EngineType consistency

Created by: germasch

In PR #1264, I've added a couple of tests to test CXX11/C/Fortran binding behavior when it comes to creating (IO::Open) an engine. All these test pass, ie., they document current behavior.

C++

The code definitely looks nicest in C++:

TEST_F(ADIOS2_CXX11_API_IO, Engine)
{
    io.SetEngine("bpfile");
    EXPECT_EQ(io.EngineType(), "bpfile");

    adios2::Engine engine = io.Open("types.bp", adios2::Mode::Write);
    EXPECT_EQ(engine.Name(), "types.bp");
    EXPECT_EQ(engine.Type(), "BP3");

    EXPECT_EQ(io.EngineType(), "bp"); // FIXME? Is it expected that adios2_open
                                      // changes the engine_type string?
}

This works mostly as expected, though I think it's iffy to have the engine show up as three different strings ("bpfile", "BP3", "bp"). Having the result of of io.EngineType() change as a consequence of calling Open is also not something I'd expect.

C

In the C API, things happen about the same way, so that's good:

TEST_F(ADIOS2_C_API_IO, Engine)
{
    int ierr;

    ierr = adios2_set_engine(ioH, "bpfile");
    EXPECT_EQ(ierr, 0);

    std::string engine_type = testing::adios2_engine_type_as_string(ioH);
    EXPECT_EQ(engine_type, "bpfile");

    adios2_engine *engineH = adios2_open(ioH, "ctypes.bp", adios2_mode_write);

    // FIXME, I'd like to check that the engine type itself is correct, but
    // there's no API to get it
    std::string engine_name = testing::adios2_engine_name_as_string(engineH);
    EXPECT_EQ(engine_name, "ctypes.bp");

    engine_type = testing::adios2_engine_type_as_string(ioH);
    EXPECT_EQ(engine_type, "bp"); // FIXME? Is it expected that adios2_open
                                  // changes the engine_type string?
}

(Note that the actual C API for getting strings looks much worse -- I hid it in helper functions that return std::string for making testing simpler.) The C API is missing a function that allows one to find the type of a given adios2_engine, but if it existed, it'd return "BP3" like cxx11.

Fortran

Fortran also doesn't have an API function to get the type for a given engine (because that'd need a corresponding C API function). It does, however, have engine%type, though I'm not sure that's supposed to be part of the official API.

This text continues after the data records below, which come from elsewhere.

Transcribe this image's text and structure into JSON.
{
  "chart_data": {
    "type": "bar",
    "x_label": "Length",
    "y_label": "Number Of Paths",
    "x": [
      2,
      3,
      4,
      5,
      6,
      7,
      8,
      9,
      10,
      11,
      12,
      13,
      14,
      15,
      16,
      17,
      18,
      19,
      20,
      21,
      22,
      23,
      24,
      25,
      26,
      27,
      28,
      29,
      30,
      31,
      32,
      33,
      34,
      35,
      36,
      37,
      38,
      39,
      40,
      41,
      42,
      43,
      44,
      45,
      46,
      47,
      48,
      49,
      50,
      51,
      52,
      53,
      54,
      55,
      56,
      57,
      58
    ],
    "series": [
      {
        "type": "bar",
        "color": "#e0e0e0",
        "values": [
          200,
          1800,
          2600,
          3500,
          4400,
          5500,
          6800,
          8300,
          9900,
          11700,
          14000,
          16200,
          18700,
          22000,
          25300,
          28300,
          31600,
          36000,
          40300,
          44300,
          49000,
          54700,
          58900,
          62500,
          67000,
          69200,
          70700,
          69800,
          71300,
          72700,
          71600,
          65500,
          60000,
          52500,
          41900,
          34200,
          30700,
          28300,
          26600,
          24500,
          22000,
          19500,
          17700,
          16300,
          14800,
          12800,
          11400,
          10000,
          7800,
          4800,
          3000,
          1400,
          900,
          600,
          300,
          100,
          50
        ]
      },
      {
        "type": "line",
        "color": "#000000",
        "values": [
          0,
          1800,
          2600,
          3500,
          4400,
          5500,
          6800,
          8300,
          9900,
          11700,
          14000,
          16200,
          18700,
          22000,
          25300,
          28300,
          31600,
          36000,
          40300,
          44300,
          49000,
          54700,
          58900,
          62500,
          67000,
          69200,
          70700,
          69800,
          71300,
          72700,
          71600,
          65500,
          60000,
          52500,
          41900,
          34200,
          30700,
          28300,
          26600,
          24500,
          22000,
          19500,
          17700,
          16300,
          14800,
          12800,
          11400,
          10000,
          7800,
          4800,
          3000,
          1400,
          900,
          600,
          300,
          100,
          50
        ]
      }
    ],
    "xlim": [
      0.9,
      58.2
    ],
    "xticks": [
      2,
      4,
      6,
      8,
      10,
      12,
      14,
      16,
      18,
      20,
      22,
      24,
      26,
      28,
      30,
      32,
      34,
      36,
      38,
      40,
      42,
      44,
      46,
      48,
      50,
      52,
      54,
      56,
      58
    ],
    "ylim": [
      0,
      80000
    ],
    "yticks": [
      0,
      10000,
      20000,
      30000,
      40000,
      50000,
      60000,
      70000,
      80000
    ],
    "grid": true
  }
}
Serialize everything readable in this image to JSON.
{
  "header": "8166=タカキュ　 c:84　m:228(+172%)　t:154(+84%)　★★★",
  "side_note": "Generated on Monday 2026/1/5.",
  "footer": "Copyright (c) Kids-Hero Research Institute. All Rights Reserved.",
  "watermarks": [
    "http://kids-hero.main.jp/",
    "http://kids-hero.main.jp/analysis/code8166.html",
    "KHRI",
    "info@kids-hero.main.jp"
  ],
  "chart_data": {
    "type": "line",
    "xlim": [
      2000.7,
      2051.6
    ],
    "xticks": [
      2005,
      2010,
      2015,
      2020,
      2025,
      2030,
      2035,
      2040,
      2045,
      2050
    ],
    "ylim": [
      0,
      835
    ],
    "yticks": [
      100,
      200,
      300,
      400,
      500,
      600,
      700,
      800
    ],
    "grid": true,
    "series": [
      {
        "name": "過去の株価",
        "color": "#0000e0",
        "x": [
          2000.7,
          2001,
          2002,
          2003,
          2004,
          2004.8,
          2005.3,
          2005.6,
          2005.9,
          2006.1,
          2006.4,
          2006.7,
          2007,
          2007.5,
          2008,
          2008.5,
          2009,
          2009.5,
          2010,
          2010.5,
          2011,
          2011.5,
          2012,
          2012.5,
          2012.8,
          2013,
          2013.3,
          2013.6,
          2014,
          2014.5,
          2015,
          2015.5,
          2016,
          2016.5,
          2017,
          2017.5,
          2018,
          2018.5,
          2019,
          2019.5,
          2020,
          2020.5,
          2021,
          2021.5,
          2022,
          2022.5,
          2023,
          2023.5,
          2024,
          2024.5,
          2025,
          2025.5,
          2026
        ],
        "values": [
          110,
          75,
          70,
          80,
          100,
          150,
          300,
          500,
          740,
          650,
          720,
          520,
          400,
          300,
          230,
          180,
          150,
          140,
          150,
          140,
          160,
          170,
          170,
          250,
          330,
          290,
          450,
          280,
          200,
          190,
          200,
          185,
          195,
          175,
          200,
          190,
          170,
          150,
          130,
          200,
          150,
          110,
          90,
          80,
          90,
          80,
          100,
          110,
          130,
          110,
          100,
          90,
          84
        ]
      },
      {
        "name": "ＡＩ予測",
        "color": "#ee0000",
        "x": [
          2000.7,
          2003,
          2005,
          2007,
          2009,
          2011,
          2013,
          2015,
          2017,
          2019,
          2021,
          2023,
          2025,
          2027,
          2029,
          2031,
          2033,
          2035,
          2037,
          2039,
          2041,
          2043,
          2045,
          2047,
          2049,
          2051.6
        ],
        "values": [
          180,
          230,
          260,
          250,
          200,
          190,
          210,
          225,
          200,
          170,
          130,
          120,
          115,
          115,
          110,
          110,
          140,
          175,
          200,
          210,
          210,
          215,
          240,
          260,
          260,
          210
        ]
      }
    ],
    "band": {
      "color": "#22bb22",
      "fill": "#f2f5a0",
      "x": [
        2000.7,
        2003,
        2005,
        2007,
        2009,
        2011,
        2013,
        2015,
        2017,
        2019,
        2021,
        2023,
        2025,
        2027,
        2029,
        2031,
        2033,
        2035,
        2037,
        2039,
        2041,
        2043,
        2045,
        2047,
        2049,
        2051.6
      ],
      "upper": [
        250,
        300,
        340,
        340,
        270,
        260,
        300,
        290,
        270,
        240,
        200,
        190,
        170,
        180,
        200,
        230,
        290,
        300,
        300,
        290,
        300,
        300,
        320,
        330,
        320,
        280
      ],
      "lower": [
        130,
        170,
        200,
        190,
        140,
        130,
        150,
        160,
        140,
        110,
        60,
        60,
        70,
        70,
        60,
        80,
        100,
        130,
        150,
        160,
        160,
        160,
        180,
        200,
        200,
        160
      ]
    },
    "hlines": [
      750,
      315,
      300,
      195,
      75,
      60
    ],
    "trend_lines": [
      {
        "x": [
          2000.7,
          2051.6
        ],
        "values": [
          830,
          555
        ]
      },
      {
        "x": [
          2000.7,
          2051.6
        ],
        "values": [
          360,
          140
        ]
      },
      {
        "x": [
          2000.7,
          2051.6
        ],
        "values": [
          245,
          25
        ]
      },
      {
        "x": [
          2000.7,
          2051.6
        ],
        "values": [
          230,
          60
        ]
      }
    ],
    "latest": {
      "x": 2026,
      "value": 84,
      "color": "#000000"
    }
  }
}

  call adios2_set_engine(io, "bpfile", ierr)

  call adios2_io_engine_type(engine_type, io, ierr)
  if (engine_type /= "bpfile") stop "FAIL adios2_io_engine_type: "//engine_type
  deallocate(engine_type)

  call adios2_open(engine, io, "ftypes.bp", adios2_mode_write, ierr)

  if (engine%type /= "bpfile") stop "FAIL engine%type: "//engine%type
  ! // FIXME, I'd like to check that the engine type itself is correct, but
  ! // there's no (function-style) API to get it
  ! // FIXME, I'd like to check the engine's name, but there's no API to get it

  call adios2_io_engine_type(engine_type, io, ierr)
  if (engine_type /= "bp") stop "FAIL adios2_io_engine_type: "//engine_type
  deallocate(engine_type)

The adios2_set_engine and adios2_io_engine_type functions behave the same as their C/CXX11 counterparts. The engine%type, however, is different, returning "bpfile" instead of "BP3".

So I can see that there may be the argument "bp", "bpfile", "BP3" all mean the same thing, so why should we even care about some sort of consistency. I don't disagree that it's okay to accept various aliases for a given engine. I do, however, think, it'd be good if ADIOS2 were consistent in always returning the official name ("BP3" in this case). I also really think that the various APIs should mirror each other as much as possible, ie., having functions missing from the C/Fortran API isn't really good, and having them behave subtly differently is worse, as that'll make long term maintenance unnecessarily hard.

I have a proposed solution for this, but that's only worthwhile if there's agreement that this should be improved.